La beauté de demander pardon
187. Les bonnes intentions ne suffisent pas. Un dynamisme intérieur de désir qui entraîne des conséquences extérieures est indispensable. En bref, « la réparation, pour être chrétienne, pour toucher le cœur de la personne offensée et ne pas être un simple acte de justice commutative, suppose deux attitudes qui engagent : se reconnaître fautif et demander pardon. [...] C’est de cette honnête reconnaissance du tort causé au frère, et du sentiment profond et sincère que l’amour a été blessé, que nait le désir de réparer ». [199]
188. Il ne faut pas penser que reconnaître son propre péché devant les autres serait dégradant ou nuirait à notre dignité humaine. Au contraire, c’est cesser de se mentir à soi-même, c’est reconnaître son histoire telle qu’elle est, marquée par le péché, surtout lorsque nous avons fait du mal à nos frères : « S’accuser soi-même fait partie de la sagesse chrétienne. [...] Cela plaît au Seigneur, parce que le Seigneur reçoit le cœur contrit ». [200]
189. L’habitude de demander pardon aux frères fait partie de cet esprit de réparation ; elle démontre une grande noblesse au cœur de notre fragilité. La demande de pardon est un moyen de guérir les relations parce qu’elle « rouvre le dialogue et manifeste la volonté de renouer dans la charité fraternelle, [...] elle touche le cœur du frère, le console et suscite en lui l’accueil du pardon demandé. Alors, si l’irréparable ne peut être totalement réparé, l’amour, lui, peut toujours renaître, rendant la blessure supportable ». [201]
190. Un cœur capable de compassion peut grandir dans la fraternité et la solidarité car « celui qui ne pleure pas régresse, il vieillit intérieurement tandis que celui qui parvient à une prière plus simple et plus intime, faite d’adoration et d’émotion devant Dieu, celui-là mûrit. Il s’attache de moins en moins à lui-même, de plus en plus au Christ, et devient pauvre en esprit. Il se sent ainsi plus proche des pauvres, les bien-aimés de Dieu ». [202] C’est ainsi que naît un authentique esprit de réparation, car « celui qui a de la componction dans le cœur se sent de plus en plus frère de tous les pécheurs du monde, il se sent davantage frère, sans aucun sentiment de supériorité ou de dureté de jugement, mais toujours avec le désir d’aimer et de réparer ». [203] Cette solidarité qui génère la compassion rend en même temps possible la réconciliation. La personne capable de componction, « au lieu de se mettre en colère et de se scandaliser du mal fait par ses frères, pleure leurs péchés. Elle ne se scandalise pas. Il se produit une sorte de renversement. La tendance naturelle à être indulgent avec soi-même et inflexible avec les autres s’inverse et, par la grâce de Dieu, on devient ferme avec soi-même et miséricordieux avec les autres ». [204]

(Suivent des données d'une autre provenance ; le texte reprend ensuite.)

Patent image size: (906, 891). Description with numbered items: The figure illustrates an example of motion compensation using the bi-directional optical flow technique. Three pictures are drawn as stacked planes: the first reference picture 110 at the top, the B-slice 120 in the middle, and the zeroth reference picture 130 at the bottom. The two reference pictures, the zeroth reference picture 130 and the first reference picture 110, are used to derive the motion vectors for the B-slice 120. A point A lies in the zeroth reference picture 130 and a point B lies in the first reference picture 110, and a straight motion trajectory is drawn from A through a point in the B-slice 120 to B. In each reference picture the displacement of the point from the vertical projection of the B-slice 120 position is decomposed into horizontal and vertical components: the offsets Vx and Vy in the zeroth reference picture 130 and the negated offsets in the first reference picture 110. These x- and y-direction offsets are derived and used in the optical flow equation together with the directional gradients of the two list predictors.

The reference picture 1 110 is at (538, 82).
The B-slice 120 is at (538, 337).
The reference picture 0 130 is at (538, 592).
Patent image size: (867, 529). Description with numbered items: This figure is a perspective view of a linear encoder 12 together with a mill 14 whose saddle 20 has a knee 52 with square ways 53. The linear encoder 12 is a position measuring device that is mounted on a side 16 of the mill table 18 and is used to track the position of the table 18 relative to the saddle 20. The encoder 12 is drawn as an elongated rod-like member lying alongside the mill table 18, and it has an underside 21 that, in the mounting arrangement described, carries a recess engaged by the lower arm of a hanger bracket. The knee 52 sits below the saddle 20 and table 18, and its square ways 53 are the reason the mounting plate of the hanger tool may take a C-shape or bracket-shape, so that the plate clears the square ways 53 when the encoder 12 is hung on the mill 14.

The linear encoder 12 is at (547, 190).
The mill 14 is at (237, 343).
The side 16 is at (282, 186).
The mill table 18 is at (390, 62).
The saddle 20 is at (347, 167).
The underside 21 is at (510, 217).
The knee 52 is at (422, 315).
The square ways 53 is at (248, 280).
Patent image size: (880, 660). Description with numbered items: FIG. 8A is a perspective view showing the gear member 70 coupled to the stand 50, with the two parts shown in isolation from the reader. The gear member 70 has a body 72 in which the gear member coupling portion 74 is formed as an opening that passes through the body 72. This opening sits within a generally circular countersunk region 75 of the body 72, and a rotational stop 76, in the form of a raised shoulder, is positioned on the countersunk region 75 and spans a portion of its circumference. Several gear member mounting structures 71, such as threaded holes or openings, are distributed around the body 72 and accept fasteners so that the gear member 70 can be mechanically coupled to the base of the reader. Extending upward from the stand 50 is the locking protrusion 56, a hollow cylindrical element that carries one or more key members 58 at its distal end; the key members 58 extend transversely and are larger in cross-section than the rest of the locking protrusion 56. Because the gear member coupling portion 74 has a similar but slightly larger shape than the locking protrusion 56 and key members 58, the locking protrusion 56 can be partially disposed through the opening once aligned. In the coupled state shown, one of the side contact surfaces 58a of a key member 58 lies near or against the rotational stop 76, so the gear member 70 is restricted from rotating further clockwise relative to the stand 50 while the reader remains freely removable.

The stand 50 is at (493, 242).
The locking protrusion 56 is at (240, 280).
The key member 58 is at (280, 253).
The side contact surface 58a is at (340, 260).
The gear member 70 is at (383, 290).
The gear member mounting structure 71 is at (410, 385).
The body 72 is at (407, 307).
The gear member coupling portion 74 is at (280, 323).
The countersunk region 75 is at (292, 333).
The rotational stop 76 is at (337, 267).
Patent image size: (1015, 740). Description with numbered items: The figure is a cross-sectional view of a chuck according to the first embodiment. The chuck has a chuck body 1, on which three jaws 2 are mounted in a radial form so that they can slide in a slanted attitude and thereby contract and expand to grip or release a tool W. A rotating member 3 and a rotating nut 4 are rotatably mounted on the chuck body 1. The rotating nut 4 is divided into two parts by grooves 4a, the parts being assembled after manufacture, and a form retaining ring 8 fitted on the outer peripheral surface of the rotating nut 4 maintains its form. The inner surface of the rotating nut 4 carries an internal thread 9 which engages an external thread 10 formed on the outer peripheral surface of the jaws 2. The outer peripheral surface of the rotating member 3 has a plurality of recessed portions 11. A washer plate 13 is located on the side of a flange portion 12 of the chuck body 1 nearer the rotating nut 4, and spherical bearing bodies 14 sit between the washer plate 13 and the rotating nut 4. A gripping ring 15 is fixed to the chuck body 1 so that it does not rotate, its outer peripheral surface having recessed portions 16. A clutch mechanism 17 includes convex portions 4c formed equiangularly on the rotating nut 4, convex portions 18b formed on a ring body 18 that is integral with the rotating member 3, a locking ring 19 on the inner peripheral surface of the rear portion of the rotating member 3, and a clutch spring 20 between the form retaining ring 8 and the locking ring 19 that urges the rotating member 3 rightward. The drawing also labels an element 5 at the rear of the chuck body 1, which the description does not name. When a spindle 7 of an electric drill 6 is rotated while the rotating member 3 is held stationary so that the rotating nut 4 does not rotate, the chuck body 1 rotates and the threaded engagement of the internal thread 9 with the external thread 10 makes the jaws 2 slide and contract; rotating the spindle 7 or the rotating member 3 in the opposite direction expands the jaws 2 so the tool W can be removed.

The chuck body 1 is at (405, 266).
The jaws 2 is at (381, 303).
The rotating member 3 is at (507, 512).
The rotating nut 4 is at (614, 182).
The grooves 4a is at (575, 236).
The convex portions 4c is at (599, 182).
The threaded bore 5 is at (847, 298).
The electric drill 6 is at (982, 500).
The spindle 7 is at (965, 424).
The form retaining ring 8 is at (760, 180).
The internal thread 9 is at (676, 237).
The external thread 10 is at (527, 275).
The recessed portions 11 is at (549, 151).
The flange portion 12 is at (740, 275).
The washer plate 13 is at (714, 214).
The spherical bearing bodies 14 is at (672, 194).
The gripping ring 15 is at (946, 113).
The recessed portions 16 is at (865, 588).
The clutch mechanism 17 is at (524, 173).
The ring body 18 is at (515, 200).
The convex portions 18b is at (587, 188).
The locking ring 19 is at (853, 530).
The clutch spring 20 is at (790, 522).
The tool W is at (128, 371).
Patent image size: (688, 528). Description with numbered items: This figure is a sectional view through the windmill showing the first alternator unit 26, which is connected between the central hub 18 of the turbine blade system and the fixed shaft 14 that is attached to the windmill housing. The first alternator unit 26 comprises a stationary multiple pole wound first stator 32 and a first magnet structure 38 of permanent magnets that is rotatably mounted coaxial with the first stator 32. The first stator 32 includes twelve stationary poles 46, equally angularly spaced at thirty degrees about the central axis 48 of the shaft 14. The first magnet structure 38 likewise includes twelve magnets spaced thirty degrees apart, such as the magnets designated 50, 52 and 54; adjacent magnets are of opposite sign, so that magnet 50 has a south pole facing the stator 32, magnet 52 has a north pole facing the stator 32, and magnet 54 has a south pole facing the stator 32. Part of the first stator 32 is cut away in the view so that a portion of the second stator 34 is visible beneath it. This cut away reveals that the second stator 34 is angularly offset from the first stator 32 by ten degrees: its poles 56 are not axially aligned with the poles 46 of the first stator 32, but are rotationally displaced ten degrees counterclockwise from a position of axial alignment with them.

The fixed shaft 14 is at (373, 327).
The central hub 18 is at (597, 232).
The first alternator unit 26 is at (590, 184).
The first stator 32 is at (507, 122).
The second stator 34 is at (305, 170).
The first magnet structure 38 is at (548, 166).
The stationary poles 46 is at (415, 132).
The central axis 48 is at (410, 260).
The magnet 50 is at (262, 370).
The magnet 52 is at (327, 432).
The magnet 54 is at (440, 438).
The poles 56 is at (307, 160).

La réparation : un prolongement pour le Cœur du Christ
191. Il y a une autre manière complémentaire de comprendre la réparation, qui place celle-ci dans une relation encore plus directe avec le Cœur du Christ, sans pour autant exclure l’engagement concret envers les frères dont nous avons parlé.
192. Dans un autre contexte, j’ai affirmé que Dieu « a voulu se limiter lui-même de quelque manière » et que « beaucoup de choses que nous considérons mauvaises, dangereuses ou sources de souffrances, font en réalité partie des douleurs de l’enfantement qui nous stimulent à collaborer avec le Créateur ». [205] Notre coopération peut permettre à la puissance et à l’amour de Dieu de se répandre dans nos vies et dans le monde, tandis que le rejet ou l’indifférence peuvent l’empêcher. Certaines expressions bibliques expriment cela de manière métaphorique, comme lorsque le Seigneur s’écrie : « Si tu reviens Israël, c’est à moi que tu reviendras » ( Jr 4, 1). Ou lorsqu’il dit, face aux rejets de son peuple : « Mon cœur en moi est bouleversé, toutes mes entrailles frémissent » ( Os 11, 8 ).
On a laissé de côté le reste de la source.